Today the FDA issued a guidance entitled Cross Labeling Oncology Drugs in Combination Regimens (https://www.fda.gov/media/162806/download) that describes the Agency thinking on cross labeling of oncology drugs for which there is a proven benefit from their combined use. As I read the guidance a few things popped into my mind. How can one firm who owns a product get access to the data to support the combined use in another product? This issued is addressed in the guidance (see more below on this point). And second issue has to do with patent and and/or exclusivity protection issues for the drug proposed for citation in the first applicants labeling. This question was not addressed directly but we will talk about that in a bit.
The guidance document covers the procedure for cross labeling application submissions including timing for the submission as well as the issues for regulatory submissions that must be addressed. In addition, the guidance addresses the content of labeling.
On the issue of cross labeling the FDA states; “Drug approvals in oncology often build on treatment effects by adding drugs to current regimens or by combining investigational drug products in a combination regimen, creating new regimens with greater efficacy. For the purpose of this guidance, a combination regimen refers to two or more drugs that are marketed separately, where at least one of the drugs has an approved indication for the combination based upon one or more adequate and well-controlled clinical trials. Cross labeling is defined as inclusion of information in approved product labeling of two or more oncology drug products approved in a combination regimen for a specific indication.”
However, FDA also notes that the proposed labeling change will be predicated on whether “ (1) the applicant owns or has a right of reference to the data demonstrating the safety and effectiveness of the new combination regimen for treatment of an oncological disease, (2) the applicant submits an application to FDA that includes labeling for the use of the drug in this new combination regimen, and (3) the application provides evidence to support the contribution of the applicant’s drug to the overall treatment effect of the combination regimen.” This provides the answer to the first question I raised above.
The answer to the second question is a bit more elusive! One might assume that the right of reference might also include a statement from the second applicant that they have no objection to an immediate effective date for the first applicant’s product if there is a valid period of market exclusivity on their product. In the case of a patent covering the of the proposed drug use, there could be an exclusive licensing agreement between the parties or in the interest of advancing patient treatments the patent holder may choose just not to enforce the patent and inform the Agency of that decision. Be sure to check with your patent attorney on the proper path forward.

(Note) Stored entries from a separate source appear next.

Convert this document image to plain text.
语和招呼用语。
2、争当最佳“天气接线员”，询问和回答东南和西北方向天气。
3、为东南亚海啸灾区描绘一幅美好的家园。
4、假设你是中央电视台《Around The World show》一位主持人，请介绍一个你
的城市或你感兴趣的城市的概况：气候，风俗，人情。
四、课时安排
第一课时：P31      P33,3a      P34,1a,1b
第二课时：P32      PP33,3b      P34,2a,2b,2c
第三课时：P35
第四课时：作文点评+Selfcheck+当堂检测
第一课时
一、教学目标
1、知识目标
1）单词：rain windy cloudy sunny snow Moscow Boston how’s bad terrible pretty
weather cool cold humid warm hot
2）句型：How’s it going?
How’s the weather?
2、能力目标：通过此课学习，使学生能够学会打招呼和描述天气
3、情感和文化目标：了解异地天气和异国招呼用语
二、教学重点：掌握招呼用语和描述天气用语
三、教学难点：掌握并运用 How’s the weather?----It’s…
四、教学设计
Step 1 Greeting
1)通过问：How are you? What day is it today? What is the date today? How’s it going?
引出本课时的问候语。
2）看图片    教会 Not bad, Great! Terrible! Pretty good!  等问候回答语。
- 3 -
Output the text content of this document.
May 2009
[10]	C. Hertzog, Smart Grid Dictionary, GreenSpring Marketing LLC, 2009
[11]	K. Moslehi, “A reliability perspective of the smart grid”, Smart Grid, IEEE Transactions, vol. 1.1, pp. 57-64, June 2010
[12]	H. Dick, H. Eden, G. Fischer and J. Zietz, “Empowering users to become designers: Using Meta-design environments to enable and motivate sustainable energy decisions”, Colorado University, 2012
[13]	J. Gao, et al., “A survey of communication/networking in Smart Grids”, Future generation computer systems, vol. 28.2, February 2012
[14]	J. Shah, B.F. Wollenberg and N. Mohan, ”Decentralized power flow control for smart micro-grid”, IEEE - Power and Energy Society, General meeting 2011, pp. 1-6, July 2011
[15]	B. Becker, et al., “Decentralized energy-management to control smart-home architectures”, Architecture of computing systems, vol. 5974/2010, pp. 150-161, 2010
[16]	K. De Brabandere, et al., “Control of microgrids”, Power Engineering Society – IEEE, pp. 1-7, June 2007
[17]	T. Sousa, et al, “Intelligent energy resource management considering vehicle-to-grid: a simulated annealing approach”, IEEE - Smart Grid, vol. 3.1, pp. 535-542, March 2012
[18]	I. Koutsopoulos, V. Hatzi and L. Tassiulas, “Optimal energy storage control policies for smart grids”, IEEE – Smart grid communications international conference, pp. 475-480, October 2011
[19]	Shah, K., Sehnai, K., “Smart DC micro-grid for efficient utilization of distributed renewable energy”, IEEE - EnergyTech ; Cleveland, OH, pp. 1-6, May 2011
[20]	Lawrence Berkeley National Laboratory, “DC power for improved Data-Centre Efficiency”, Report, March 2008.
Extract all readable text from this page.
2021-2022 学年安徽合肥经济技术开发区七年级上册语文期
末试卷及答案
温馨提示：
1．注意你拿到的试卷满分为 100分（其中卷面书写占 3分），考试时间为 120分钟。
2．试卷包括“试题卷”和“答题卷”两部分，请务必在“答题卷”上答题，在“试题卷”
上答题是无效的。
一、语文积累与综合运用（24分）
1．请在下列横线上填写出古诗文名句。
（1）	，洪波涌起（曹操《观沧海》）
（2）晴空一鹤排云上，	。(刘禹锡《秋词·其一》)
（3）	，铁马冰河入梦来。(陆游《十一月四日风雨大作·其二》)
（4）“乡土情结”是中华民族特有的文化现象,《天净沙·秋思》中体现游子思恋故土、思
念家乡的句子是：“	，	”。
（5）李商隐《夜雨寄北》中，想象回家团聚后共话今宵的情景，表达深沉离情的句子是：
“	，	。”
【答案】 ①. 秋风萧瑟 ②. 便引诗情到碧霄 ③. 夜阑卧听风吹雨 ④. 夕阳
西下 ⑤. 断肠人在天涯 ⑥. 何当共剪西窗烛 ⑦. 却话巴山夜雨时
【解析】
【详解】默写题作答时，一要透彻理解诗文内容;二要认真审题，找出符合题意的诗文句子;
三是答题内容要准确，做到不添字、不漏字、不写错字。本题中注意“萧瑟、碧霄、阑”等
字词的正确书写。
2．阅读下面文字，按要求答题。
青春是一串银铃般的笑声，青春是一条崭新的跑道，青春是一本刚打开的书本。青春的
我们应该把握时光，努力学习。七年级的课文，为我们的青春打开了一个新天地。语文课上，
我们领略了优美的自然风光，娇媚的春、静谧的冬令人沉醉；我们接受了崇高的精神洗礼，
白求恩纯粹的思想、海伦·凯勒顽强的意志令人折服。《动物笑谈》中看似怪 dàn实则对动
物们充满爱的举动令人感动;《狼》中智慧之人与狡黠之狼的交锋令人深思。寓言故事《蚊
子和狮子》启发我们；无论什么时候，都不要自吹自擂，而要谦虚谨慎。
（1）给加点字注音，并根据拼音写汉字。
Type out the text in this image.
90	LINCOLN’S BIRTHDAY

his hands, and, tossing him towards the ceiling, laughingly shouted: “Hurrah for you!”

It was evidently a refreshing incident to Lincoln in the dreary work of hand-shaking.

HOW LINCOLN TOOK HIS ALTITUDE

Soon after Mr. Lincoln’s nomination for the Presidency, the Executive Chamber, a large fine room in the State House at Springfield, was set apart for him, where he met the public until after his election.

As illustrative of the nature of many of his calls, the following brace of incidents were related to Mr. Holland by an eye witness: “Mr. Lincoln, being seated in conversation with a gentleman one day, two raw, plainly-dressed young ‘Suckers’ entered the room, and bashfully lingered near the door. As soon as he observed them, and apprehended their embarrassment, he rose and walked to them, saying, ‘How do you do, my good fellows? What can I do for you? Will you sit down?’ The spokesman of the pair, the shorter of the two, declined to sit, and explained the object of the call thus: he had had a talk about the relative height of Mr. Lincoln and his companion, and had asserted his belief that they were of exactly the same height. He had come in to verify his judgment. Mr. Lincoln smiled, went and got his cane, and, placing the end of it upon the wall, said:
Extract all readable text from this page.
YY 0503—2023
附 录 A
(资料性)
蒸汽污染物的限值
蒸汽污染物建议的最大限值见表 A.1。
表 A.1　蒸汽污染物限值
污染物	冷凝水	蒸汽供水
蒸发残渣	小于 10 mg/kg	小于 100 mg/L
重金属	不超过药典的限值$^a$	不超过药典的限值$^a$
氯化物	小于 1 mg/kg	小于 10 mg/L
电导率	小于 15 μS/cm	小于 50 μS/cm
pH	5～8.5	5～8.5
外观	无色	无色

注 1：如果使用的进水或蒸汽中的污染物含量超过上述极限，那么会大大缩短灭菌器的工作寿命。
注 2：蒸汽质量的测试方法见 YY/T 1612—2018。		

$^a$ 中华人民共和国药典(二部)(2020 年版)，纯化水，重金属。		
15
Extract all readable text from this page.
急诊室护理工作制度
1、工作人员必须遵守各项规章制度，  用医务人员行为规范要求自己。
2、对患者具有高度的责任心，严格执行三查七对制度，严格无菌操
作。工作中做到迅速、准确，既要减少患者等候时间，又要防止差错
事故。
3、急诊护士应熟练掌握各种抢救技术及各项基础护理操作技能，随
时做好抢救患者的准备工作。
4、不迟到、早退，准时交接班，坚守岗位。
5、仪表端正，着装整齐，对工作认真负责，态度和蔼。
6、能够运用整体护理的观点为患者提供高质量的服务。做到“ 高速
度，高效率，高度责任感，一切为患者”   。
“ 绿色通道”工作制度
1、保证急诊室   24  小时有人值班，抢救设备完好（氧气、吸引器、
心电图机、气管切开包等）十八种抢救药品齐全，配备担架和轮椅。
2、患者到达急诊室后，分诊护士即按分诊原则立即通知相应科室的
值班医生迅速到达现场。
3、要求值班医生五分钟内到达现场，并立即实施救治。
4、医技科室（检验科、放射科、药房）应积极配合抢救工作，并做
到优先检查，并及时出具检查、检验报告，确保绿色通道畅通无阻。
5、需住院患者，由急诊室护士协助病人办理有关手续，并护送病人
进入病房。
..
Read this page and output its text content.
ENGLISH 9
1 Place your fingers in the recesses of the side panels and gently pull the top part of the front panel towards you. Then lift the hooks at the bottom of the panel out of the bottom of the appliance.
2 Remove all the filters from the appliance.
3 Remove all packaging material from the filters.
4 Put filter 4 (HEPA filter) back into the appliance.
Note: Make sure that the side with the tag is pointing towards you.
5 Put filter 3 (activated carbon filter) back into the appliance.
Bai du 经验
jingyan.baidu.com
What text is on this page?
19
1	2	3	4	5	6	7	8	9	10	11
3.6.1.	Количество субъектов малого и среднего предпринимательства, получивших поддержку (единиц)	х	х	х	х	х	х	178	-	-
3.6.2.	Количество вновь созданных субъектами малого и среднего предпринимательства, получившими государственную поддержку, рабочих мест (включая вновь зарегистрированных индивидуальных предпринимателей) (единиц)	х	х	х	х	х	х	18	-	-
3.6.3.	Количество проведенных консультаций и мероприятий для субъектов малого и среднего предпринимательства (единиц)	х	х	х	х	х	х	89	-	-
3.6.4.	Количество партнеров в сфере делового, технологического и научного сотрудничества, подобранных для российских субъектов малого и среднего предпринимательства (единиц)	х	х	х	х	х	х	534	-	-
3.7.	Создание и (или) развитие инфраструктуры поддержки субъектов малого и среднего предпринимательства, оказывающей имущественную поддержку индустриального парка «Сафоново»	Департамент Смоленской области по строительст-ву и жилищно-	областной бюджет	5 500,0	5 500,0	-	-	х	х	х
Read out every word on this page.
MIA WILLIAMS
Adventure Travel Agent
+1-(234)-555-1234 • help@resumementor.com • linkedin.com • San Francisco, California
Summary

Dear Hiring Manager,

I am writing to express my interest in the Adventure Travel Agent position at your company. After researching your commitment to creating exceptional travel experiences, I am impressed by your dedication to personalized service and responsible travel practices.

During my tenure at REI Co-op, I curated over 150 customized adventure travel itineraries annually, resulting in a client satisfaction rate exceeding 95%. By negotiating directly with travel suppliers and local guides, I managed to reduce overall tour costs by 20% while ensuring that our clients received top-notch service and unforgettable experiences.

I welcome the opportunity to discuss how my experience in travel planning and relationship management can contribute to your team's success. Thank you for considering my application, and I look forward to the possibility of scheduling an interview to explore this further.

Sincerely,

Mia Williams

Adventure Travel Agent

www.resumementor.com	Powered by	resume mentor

Other interesting issues that were directly addressed in the guidance include for labeling purposes the FDA recommends that the applicant drug name should be listed first in the test followed by the use of the established name (or proper name for a biologic product), not the brand name, of the second product.
In the dosage and administration section of the labeling FDA states that, “[A]lthough this section should identify the other drug or drugs in the combination regimen, in general, information should be limited to the recommended dosage for the applicant’s drug as used in the combination regimen. Dosage information for other drugs in the combination regimen should be provided by statements that refer the reader to the Prescribing Information for the other drugs, as appropriate; however, if the combination regimen dosing is complex or if the Prescribing Information for the other drugs does not contain the necessary dosing information, the recommended dosages of each drug in the combination regimen should be specified in this section.”
There are other useful recommendations such as the suggestion that applicants request and discuss their proposal for cross labeling “in a pre-new drug application/biologics license application meeting or a pre-supplemental new drug application/biologics license application meeting.”
Take a close read and understand the pitfalls of your plans. One would think that the inclusion of a cross labeling use might increase the use of each drug and would be welcomed by the two applicants. But certainly, cross labeling will improve the treatment of cancer patients and provide addition helpful information to health care practitioners in the oncology field.